Au CAPC de Bordeaux, rien n’a changé ou presque depuis le passage d’Andrée Putman. Le parfum de la dame en noir (1925-2013) semble encore flotter dans l’ancien entrepôt de denrées coloniales Lainé. Entre 1983 et 1990, la designer est intervenue pour aménager et meubler ce bâtiment industriel du XIXe siècle, qui abrite le CAPC musée d’art contemporain ainsi qu’Arc en rêve centre d’architecture. Une exposition rend hommage à cette œuvre totale achevée voici un quart de siècle, qui concilie le fait d’être un patrimoine vivant, à la fois jalon de l’histoire du design contemporain et d’architectures toujours usitées. Près de 80 % des pièces créées sont toujours utilisées au quotidien par les équipes du musée.
Selon Martine Péan, la commissaire de l’exposition, qui a assisté aux travaux et à la métamorphose des lieux, il s’agit du seul musée qu’Andrée Putman ait réhabilité. « Elle passait les lieux dans sa moulinette intellectuelle, dans une démarche d’imprégnation », explique-t-elle. D’un commun accord avec Jean-Louis Froment, alors directeur du CAPC, s’élabore un vocabulaire sobre et discret afin de laisser parler les œuvres, jusqu’au sol en ciment gris ciré. Anticipant des réflexions très actuelles, une grande partie du mobilier s’adapte, se transforme et se déplace pour suivre l’évolution du musée. La nuance de gris employée par Andrée Putman étant référencée, il est possible de la reproduire aujourd’hui pour renouveler le « print-stratifié » qui orne le mobilier. En regard, une salle rappelle les réalisations de la designer pour le Concorde d’Air France en 1993, des sièges à la vaisselle, d’un luxe minimaliste.

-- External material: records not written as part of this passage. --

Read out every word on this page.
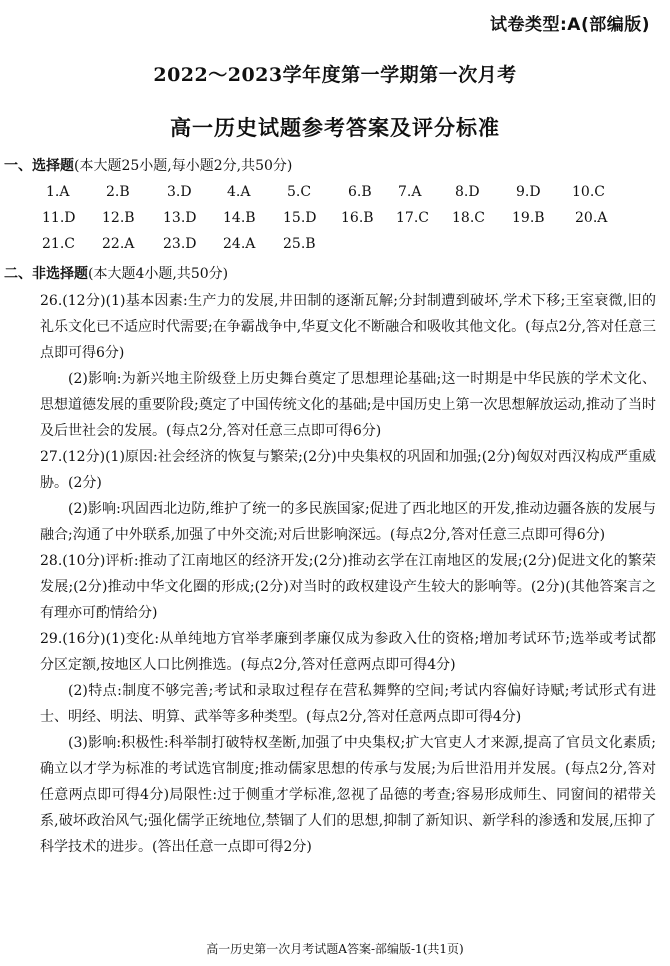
试卷类型:A(部编版)
2022～2023学年度第一学期第一次月考
高一历史试题参考答案及评分标准
一、选择题(本大题25小题,每小题2分,共50分)
1.A	2.B	3.D	4.A	5.C	6.B 7.A 8.D	9.D 10.C
11.D 12.B 13.D 14.B 15.D 16.B 17.C 18.C 19.B 20.A
21.C 22.A 23.D 24.A 25.B
二、非选择题(本大题4小题,共50分)

26.(12分)(1)基本因素:生产力的发展,井田制的逐渐瓦解;分封制遭到破坏,学术下移;王室衰微,旧的礼乐文化已不适应时代需要;在争霸战争中,华夏文化不断融合和吸收其他文化。(每点2分,答对任意三点即可得6分)

(2)影响:为新兴地主阶级登上历史舞台奠定了思想理论基础;这一时期是中华民族的学术文化、思想道德发展的重要阶段;奠定了中国传统文化的基础;是中国历史上第一次思想解放运动,推动了当时及后世社会的发展。(每点2分,答对任意三点即可得6分)

27.(12分)(1)原因:社会经济的恢复与繁荣;(2分)中央集权的巩固和加强;(2分)匈奴对西汉构成严重威胁。(2分)

(2)影响:巩固西北边防,维护了统一的多民族国家;促进了西北地区的开发,推动边疆各族的发展与融合;沟通了中外联系,加强了中外交流;对后世影响深远。(每点2分,答对任意三点即可得6分)

28.(10分)评析:推动了江南地区的经济开发;(2分)推动玄学在江南地区的发展;(2分)促进文化的繁荣发展;(2分)推动中华文化圈的形成;(2分)对当时的政权建设产生较大的影响等。(2分)(其他答案言之有理亦可酌情给分)

29.(16分)(1)变化:从单纯地方官举孝廉到孝廉仅成为参政入仕的资格;增加考试环节;选举或考试都分区定额,按地区人口比例推选。(每点2分,答对任意两点即可得4分)

(2)特点:制度不够完善;考试和录取过程存在营私舞弊的空间;考试内容偏好诗赋;考试形式有进士、明经、明法、明算、武举等多种类型。(每点2分,答对任意两点即可得4分)

(3)影响:积极性:科举制打破特权垄断,加强了中央集权;扩大官吏人才来源,提高了官员文化素质;确立以才学为标准的考试选官制度;推动儒家思想的传承与发展;为后世沿用并发展。(每点2分,答对任意两点即可得4分)局限性:过于侧重才学标准,忽视了品德的考查;容易形成师生、同窗间的裙带关系,破坏政治风气;强化儒学正统地位,禁锢了人们的思想,抑制了新知识、新学科的渗透和发展,压抑了科学技术的进步。(答出任意一点即可得2分)

高一历史第一次月考试题A答案-部编版-1(共1页)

Si l’exposition retrace la genèse de ce projet et sa réalisation, avec force croquis et exemples de mobilier, plusieurs espaces abritent toujours les œuvres d’André Putman en situation. C’est le cas du café du musée, mais aussi de la terrasse dont elle a dessiné les bancs « Éléphants » en bois, aux très hauts dossiers, non loin des installations de Richard Long à base de pierres créées pour les lieux – le CAPC possède neuf œuvres de l’artiste. Ces mêmes bancs figurent aussi dans la vaste salle de travail sous la magnifique charpente, qui héberge également une table ronde en béton très contemporaine. Accessible sur rendez-vous, la bibliothèque a peu bougé, avec ses tables de travail modulables et ses canapés de lecture en alcôve. En définitive, Andrée Putman aura largement contribué à façonner – sans s’imposer – l’identité et l’âme d’un lieu à la belle sobriété, tout en laissant la part belle à l’art contemporain.